After decades of persecution and attempts to sideline the Russian LGBTQ community, male homosexuality was decriminalised in Russia in 1993. The period between 1993 and around 2013 was characterised by slow and difficult improvements to the conditions of queer life in Russia. This modest progress was interrupted in 2013 with the introduction of the “Gay Propaganda Law”, which ushered in a new wave of state and social homophobia. At the same time it led to LGBTQ issues in Russia becoming central to public debate in an unprecedented way.

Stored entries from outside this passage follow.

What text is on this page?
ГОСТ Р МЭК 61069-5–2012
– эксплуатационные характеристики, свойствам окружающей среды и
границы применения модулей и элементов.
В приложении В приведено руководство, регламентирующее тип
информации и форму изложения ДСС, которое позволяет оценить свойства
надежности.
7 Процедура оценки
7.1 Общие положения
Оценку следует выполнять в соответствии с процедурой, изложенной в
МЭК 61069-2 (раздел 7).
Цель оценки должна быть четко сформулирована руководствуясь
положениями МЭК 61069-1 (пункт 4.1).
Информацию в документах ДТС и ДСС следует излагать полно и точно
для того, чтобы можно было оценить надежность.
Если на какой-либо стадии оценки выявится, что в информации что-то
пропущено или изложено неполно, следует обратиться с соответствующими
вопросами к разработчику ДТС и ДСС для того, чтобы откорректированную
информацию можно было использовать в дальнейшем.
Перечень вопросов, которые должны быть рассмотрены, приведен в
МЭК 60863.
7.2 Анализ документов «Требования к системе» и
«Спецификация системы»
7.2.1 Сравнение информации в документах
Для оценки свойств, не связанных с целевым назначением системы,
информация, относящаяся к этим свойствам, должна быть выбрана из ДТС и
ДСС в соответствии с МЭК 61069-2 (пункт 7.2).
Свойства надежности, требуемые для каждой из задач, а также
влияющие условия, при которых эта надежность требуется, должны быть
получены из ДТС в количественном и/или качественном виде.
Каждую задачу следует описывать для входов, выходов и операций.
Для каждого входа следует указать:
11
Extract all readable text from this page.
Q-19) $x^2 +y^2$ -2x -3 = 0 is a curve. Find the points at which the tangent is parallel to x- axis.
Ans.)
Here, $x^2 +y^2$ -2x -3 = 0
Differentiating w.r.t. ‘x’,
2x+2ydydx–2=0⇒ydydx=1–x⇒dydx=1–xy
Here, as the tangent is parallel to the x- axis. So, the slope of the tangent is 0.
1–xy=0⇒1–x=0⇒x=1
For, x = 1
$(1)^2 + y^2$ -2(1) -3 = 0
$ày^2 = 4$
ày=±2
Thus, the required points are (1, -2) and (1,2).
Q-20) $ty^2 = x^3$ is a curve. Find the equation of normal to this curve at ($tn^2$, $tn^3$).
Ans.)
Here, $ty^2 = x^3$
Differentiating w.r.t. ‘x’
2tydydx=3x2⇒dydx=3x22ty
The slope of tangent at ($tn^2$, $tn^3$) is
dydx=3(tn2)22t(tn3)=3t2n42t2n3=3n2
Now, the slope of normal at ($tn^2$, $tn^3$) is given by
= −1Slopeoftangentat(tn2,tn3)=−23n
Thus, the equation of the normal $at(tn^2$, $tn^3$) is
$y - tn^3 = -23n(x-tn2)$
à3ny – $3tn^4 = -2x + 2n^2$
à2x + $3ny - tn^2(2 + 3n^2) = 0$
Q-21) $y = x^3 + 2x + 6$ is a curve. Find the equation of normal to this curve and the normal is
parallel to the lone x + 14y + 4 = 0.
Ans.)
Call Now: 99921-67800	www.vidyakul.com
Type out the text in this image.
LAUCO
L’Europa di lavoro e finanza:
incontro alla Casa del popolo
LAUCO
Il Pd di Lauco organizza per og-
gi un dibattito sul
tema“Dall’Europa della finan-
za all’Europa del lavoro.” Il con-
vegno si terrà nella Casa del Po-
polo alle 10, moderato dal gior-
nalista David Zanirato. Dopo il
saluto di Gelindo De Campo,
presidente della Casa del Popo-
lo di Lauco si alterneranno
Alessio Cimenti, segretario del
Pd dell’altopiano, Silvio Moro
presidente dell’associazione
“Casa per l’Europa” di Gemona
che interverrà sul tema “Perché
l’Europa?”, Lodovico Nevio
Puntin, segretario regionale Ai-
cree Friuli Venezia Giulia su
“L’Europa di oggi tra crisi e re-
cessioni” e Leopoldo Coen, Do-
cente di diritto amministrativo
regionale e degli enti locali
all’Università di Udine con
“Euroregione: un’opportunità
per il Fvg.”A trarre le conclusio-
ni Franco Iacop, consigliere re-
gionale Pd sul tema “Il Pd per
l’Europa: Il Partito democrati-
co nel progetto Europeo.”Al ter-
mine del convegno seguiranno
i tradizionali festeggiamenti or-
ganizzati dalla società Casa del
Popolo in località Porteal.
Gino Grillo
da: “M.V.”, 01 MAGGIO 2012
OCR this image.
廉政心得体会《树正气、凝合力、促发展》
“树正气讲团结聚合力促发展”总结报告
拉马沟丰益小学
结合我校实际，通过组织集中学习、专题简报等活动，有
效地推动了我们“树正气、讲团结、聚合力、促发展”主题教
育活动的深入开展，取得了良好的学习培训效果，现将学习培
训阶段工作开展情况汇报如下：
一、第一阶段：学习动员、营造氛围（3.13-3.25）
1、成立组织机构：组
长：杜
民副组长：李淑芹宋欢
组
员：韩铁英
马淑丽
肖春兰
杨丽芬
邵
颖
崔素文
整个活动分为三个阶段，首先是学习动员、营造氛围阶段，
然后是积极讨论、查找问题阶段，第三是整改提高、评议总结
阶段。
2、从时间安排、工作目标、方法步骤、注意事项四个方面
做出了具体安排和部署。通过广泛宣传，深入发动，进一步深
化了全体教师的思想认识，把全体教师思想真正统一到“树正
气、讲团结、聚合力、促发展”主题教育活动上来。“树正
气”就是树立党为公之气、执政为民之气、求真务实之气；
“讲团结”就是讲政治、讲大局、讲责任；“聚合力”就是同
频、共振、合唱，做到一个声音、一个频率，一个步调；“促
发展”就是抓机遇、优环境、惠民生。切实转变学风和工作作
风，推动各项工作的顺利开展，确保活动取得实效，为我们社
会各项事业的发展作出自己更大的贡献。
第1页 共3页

Yevgeniy Fiks was born in Moscow in 1972 and has been living and working in New York since 1994. Fiks has produced many projects on the subject of the Post-Soviet dialog in the West, among them: “Lenin for Your Library?” in which he mailed V.I. Lenin’s text "Imperialism: The Highest Stage of Capitalism” to one hundred global corporations as a donation for their corporate libraries; “Communist Party USA,” a series of portraits of current members of Communist Party USA, painted from life in the Party’s national headquarters in New York City; and “Communist Guide to New York City,” a series of photographs of buildings and public places in New York City that are connected to the history of the American Communist movement. Fiks’ work has been shown internationally. This includes exhibitions in the United States at Winkleman and Postmasters galleries (both in New York) Mass MoCA, and the Philadelphia Museum of Art; the Moscow Museum of Modern Art and Marat Guelman Gallery in Moscow; Sala de Arte Público Siqueiros in Mexico City, and the Museu Colecção Berardo in Lisbon. His work has been included in the Biennale of Sydney (2008), Moscow Biennale of Contemporary Art (2011), and Thessaloniki Biennale of Contemporary Art (2015).